The NTSB has identified the reduction of runway incursions as one of the top priorities for the FAA to address. A number of systems based on ground-based technologies have been developed and deployed: airport movement area safely system (AMASS), the airport surface detection equipment, Model X (ASDE-X), and the runway status light (RWSL) system. Nevertheless, these methods are not expected to fully resolve the runway incursion problem. The expected adoption of automatic dependent surveillance-broadcast (ADS-B) systems will enable cockpit-based alerting solutions that fill in the gaps and provide flight crews with timely information regarding potential conflicts. This paper describes the background, requirements, and development issues relating to a direct alert to the cockpit (DAC) system. It also describes a PC-based simulation tool that has been developed for the DAC effort. Before development commences, top level requirements are laid out and key assumptions are made regarding the runway conflict problem and how direct alerting might address it. Other technologies are examined as well to determine the gaps that must be covered.
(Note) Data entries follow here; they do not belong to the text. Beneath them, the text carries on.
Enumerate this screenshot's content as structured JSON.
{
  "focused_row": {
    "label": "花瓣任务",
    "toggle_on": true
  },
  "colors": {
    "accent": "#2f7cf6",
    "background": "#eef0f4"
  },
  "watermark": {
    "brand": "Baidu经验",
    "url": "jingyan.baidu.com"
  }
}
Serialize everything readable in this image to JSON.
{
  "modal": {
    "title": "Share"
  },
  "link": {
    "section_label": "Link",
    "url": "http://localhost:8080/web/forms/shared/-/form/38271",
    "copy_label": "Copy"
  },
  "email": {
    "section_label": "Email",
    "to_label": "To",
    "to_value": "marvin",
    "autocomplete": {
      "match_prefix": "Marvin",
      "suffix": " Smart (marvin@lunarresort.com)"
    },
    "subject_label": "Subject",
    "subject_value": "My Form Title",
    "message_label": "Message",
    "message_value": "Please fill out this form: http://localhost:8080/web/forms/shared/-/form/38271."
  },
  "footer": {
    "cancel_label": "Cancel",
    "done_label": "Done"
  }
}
The first step in the DAC development process involves identifying all of the potential runway incursion scenarios. ADS-B data is used to establish a "track file" of position, speed, and heading for the own-ship and each detected traffic element. The DAC logic then formulates vectors that intelligently predict vehicle locations for critical look-ahead times, based on the possible scenarios. Finally, the system then analyzes vehicle performance capabilities to determine if and precisely when a particular alert is provided to the cockpit. A primary challenge of the DAC effort is developing an alerting system that is not perceived as a nuisance to flight crews and airport traffic managers. The goal is to produce logic that will significantly reduce runway incursions while minimizing false alerts that would adversely impact an airport's efficiency. This will be achieved through evaluation of human factors issues and the use of a conflict generation tool for preliminary testing.